How our directory & matching work
Last updated June 2026
We want every listing and every match to be something you can audit. Here's exactly how the directory is built, what our statuses mean, and how the matcher decides what to show you.
Written by the 1031.com editorial team. Independent professional review (CPA / 1031 attorney) is being arranged; until then, treat everything here as educational and verify with your own advisors.

Where our listings come from
Our directory currently lists 40 firms, 19 qualified intermediaries, 17 DST sponsors, and 4 specialty services. Every listing is compiled from publicly available information (firm websites, regulatory and trade-association records, public filings), and each provider page links to the source it was built from. We are not affiliated with the firms listed, and a listing is not an endorsement. Any firm can request an update or removal.
What our listing statuses mean
- Public-source profile, built by us from public information. The firm has not yet confirmed the details.
- Provider-verified, the firm reviewed and confirmed its services, coverage, and contact details.

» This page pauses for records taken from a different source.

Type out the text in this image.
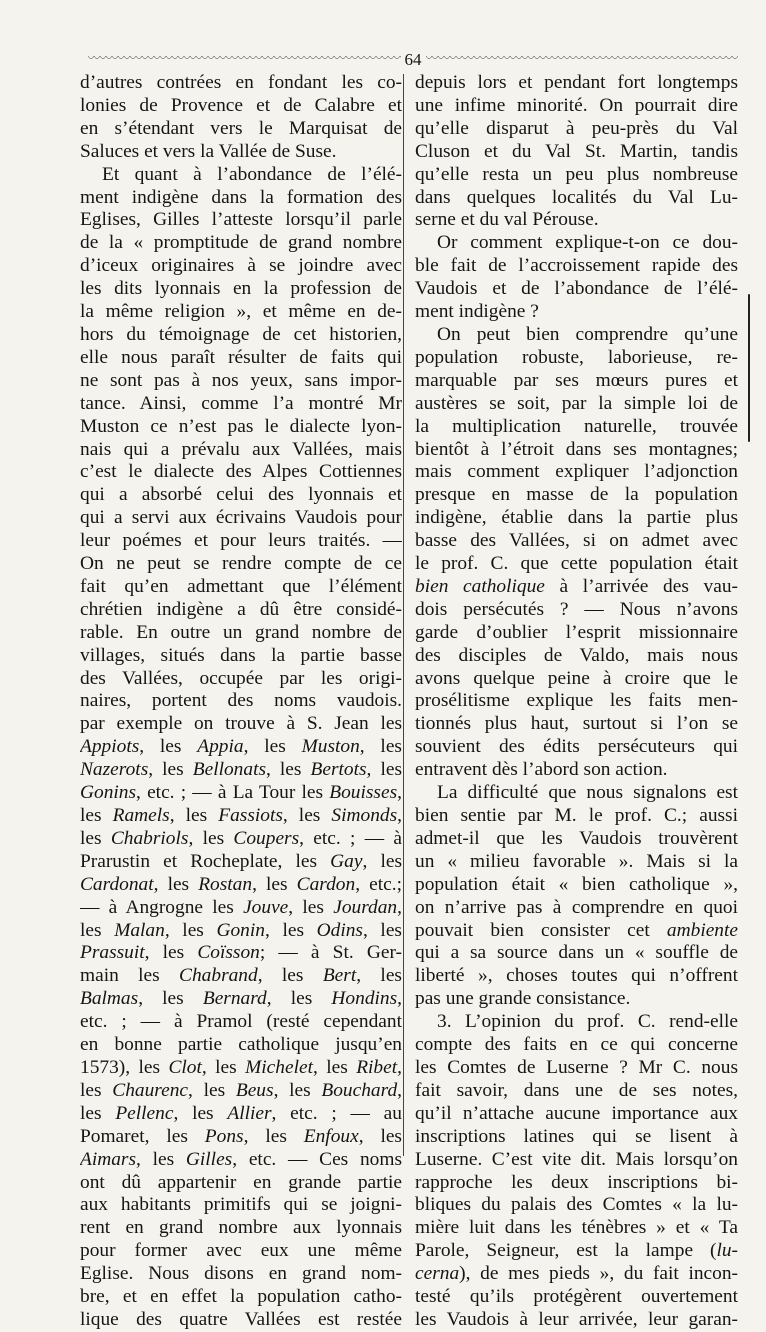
64
d’autres contrées en fondant les co-
lonies de Provence et de Calabre et
en s’étendant vers le Marquisat de
Saluces et vers la Vallée de Suse.
Et quant à l’abondance de l’élé-
ment indigène dans la formation des
Eglises, Gilles l’atteste lorsqu’il parle
de la « promptitude de grand nombre
d’iceux originaires à se joindre avec
les dits lyonnais en la profession de
la même religion », et même en de-
hors du témoignage de cet historien,
elle nous paraît résulter de faits qui
ne sont pas à nos yeux, sans impor-
tance. Ainsi, comme l’a montré Mr
Muston ce n’est pas le dialecte lyon-
nais qui a prévalu aux Vallées, mais
c’est le dialecte des Alpes Cottiennes
qui a absorbé celui des lyonnais et
qui a servi aux écrivains Vaudois pour
leur poémes et pour leurs traités. —
On ne peut se rendre compte de ce
fait qu’en admettant que l’élément
chrétien indigène a dû être considé-
rable. En outre un grand nombre de
villages, situés dans la partie basse
des Vallées, occupée par les origi-
naires, portent des noms vaudois.
par exemple on trouve à S. Jean les
Appiots, les Appia, les Muston, les
Nazerots, les Bellonats, les Bertots, les
Gonins, etc. ; — à La Tour les Bouisses,
les Ramels, les Fassiots, les Simonds,
les Chabriols, les Coupers, etc. ; — à
Prarustin et Rocheplate, les Gay, les
Cardonat, les Rostan, les Cardon, etc.;
— à Angrogne les Jouve, les Jourdan,
les Malan, les Gonin, les Odins, les
Prassuit, les Coïsson; — à St. Ger-
main les Chabrand, les Bert, les
Balmas, les Bernard, les Hondins,
etc. ; — à Pramol (resté cependant
en bonne partie catholique jusqu’en
1573), les Clot, les Michelet, les Ribet,
les Chaurenc, les Beus, les Bouchard,
les Pellenc, les Allier, etc. ; — au
Pomaret, les Pons, les Enfoux, les
Aimars, les Gilles, etc. — Ces noms
ont dû appartenir en grande partie
aux habitants primitifs qui se joigni-
rent en grand nombre aux lyonnais
pour former avec eux une même
Eglise. Nous disons en grand nom-
bre, et en effet la population catho-
lique des quatre Vallées est restée
depuis lors et pendant fort longtemps
une infime minorité. On pourrait dire
qu’elle disparut à peu-près du Val
Cluson et du Val St. Martin, tandis
qu’elle resta un peu plus nombreuse
dans quelques localités du Val Lu-
serne et du val Pérouse.
Or comment explique-t-on ce dou-
ble fait de l’accroissement rapide des
Vaudois et de l’abondance de l’élé-
ment indigène ?
On peut bien comprendre qu’une
population robuste, laborieuse, re-
marquable par ses mœurs pures et
austères se soit, par la simple loi de
la multiplication naturelle, trouvée
bientôt à l’étroit dans ses montagnes;
mais comment expliquer l’adjonction
presque en masse de la population
indigène, établie dans la partie plus
basse des Vallées, si on admet avec
le prof. C. que cette population était
bien catholique à l’arrivée des vau-
dois persécutés ? — Nous n’avons
garde d’oublier l’esprit missionnaire
des disciples de Valdo, mais nous
avons quelque peine à croire que le
prosélitisme explique les faits men-
tionnés plus haut, surtout si l’on se
souvient des édits persécuteurs qui
entravent dès l’abord son action.
La difficulté que nous signalons est
bien sentie par M. le prof. C.; aussi
admet-il que les Vaudois trouvèrent
un « milieu favorable ». Mais si la
population était « bien catholique »,
on n’arrive pas à comprendre en quoi
pouvait bien consister cet ambiente
qui a sa source dans un « souffle de
liberté », choses toutes qui n’offrent
pas une grande consistance.
3. L’opinion du prof. C. rend-elle
compte des faits en ce qui concerne
les Comtes de Luserne ? Mr C. nous
fait savoir, dans une de ses notes,
qu’il n’attache aucune importance aux
inscriptions latines qui se lisent à
Luserne. C’est vite dit. Mais lorsqu’on
rapproche les deux inscriptions bi-
bliques du palais des Comtes « la lu-
mière luit dans les ténèbres » et « Ta
Parole, Seigneur, est la lampe (lu-
cerna), de mes pieds », du fait incon-
testé qu’ils protégèrent ouvertement
les Vaudois à leur arrivée, leur garan-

- Sponsored, a paid placement. It is always labeled “Sponsored,” and paying for placement never changes our editorial assessment of a firm or how the matcher scores it.

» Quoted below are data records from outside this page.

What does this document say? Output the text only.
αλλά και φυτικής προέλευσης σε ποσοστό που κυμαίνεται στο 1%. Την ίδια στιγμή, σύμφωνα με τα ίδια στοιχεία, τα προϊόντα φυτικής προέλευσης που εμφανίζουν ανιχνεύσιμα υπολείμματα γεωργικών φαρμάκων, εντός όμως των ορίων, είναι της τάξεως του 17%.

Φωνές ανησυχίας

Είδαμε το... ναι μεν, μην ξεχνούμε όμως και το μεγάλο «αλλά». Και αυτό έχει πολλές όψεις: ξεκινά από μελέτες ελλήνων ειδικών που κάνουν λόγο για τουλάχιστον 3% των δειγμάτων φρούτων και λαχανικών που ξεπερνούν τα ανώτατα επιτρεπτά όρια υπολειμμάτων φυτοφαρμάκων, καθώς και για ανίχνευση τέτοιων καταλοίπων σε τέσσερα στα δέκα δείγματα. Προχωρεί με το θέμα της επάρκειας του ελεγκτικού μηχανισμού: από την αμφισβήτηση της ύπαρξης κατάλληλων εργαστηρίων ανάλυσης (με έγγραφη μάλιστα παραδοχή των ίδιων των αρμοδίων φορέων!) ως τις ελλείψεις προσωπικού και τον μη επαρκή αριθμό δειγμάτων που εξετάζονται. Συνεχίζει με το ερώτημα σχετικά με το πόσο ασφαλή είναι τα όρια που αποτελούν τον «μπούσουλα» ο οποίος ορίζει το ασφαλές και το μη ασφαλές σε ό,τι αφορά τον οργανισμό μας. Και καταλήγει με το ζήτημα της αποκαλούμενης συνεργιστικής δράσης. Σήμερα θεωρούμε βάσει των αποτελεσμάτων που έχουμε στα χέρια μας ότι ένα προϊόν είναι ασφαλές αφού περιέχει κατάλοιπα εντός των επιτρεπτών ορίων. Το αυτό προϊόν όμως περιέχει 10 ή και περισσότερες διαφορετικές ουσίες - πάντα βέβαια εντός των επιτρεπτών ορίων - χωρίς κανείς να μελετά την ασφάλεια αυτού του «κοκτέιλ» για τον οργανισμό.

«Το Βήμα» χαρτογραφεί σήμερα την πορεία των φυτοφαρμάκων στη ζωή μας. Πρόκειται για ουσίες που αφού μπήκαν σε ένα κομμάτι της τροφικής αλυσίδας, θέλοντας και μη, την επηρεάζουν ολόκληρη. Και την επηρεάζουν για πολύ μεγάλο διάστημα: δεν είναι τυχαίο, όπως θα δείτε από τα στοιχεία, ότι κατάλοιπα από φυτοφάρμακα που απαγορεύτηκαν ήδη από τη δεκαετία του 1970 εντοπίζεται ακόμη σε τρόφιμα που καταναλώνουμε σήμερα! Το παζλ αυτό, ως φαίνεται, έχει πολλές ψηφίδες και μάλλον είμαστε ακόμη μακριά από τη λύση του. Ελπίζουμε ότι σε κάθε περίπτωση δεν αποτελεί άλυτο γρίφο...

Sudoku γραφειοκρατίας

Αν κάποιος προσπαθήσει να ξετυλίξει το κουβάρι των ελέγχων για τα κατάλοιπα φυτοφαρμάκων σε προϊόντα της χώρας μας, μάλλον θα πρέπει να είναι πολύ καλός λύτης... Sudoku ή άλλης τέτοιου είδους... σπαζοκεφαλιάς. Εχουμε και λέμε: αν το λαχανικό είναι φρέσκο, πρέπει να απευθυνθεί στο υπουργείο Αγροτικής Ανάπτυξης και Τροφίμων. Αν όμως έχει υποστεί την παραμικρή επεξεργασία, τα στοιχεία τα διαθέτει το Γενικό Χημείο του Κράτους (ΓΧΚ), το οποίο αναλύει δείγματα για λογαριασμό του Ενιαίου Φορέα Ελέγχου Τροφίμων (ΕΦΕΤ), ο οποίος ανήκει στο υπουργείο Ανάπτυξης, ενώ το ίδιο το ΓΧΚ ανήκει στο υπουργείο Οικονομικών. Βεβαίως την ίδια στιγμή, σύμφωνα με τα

As of today, every firm in the directory is a public-source profile. We currently have no provider-verified, sponsored, paid, or affiliated listings, the entire directory is editorial and compiled by us from public information.
How the matcher scores firms
The matcher is a transparent, rule-based function, not a black-box AI that “recommends” a provider. From your answers it builds a profile and scores each firm on a fixed set of factors:
- Exchange type, whether the firm publicly offers the structure you need (forward, reverse, improvement, or a DST/passive option). This is weighted most heavily, and it decides the candidate pool (an intermediary need vs. a passive-investment need).

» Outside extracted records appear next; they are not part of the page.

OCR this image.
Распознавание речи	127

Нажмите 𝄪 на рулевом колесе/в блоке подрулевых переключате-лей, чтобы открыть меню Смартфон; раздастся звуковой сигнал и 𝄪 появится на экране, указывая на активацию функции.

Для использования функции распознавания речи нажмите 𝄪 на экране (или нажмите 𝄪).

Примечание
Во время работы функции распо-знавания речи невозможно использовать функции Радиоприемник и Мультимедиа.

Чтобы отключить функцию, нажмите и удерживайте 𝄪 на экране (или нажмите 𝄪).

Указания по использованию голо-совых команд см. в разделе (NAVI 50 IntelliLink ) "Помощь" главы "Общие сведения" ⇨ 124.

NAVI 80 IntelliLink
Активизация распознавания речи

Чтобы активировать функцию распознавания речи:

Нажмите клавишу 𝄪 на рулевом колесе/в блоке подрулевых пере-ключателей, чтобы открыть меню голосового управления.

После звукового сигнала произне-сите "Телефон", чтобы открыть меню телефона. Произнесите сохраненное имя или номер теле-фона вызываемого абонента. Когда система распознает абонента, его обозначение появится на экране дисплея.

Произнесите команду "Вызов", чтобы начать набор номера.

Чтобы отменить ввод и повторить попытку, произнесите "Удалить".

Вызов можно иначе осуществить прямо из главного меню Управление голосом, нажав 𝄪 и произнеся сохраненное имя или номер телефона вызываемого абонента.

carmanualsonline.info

- Asset class, whether the firm lists experience in your property type.
- Deal size, whether your transaction fits the firm's stated focus.
- Location, most firms operate nationally; a firm with a presence in your state gets a small boost.
Firms are then sorted by their total score, and each result shows a profile-match percentage and the specific reasons it appeared. The score reflects how closely a firm's public profile matches your answers, it is not a quality rating, a ranking of “best” firms, or a recommendation.
What the matcher does NOT do
- It does not let payment influence scoring or order.
- It does not rate firm quality or tell you which firm is best.
- It does not give tax, legal, or investment advice, or sell securities.
The deadline-risk note
Before showing firms, we surface a plain-English note based on where you are in the sale process (for example, if you may have already taken receipt of the proceeds, or if your closing is imminent without a Qualified Intermediary in place). This is a heads-up, not advice, it exists to point you toward the right kind of professional quickly.
Our sourcing standard
Educational content is grounded in primary sources and established reference material: the IRS, 26 U.S.C. § 1031, Treasury regulations, the Federation of Exchange Accommodators, and ADISA. Figures and listings are reviewed periodically; 1031 rules and deadlines are strict and can change, so always confirm with the IRS and your own professionals.
Reference sources
The references behind the site
These are the recurring outside sources we use for tax rules, reporting context, QI standards, and DST education.
Reference sources only. 1031.com is not affiliated with, endorsed by, or partnered with these organizations.
Like-kind exchange guidance
Primary IRS guidance on real-estate like-kind exchanges, eligibility, and reporting basics.
26 U.S.C. § 1031
The federal statute behind like-kind exchange nonrecognition and the core timing rules.
Treas. Reg. § 1.1031(k)-1
Treasury regulation detail for deferred exchanges, identification, and exchange periods.
Form 8824
The IRS form used to report like-kind exchanges with the taxpayer's return.
Rev. Rul. 2004-86
Federal tax ruling commonly cited for DST interests used as replacement property.
Qualified intermediary context
Industry association information on exchange accommodators, standards, and CES credentialing.
DST best practices
Industry guide for securitized 1031/DST due diligence, disclosures, and review practices.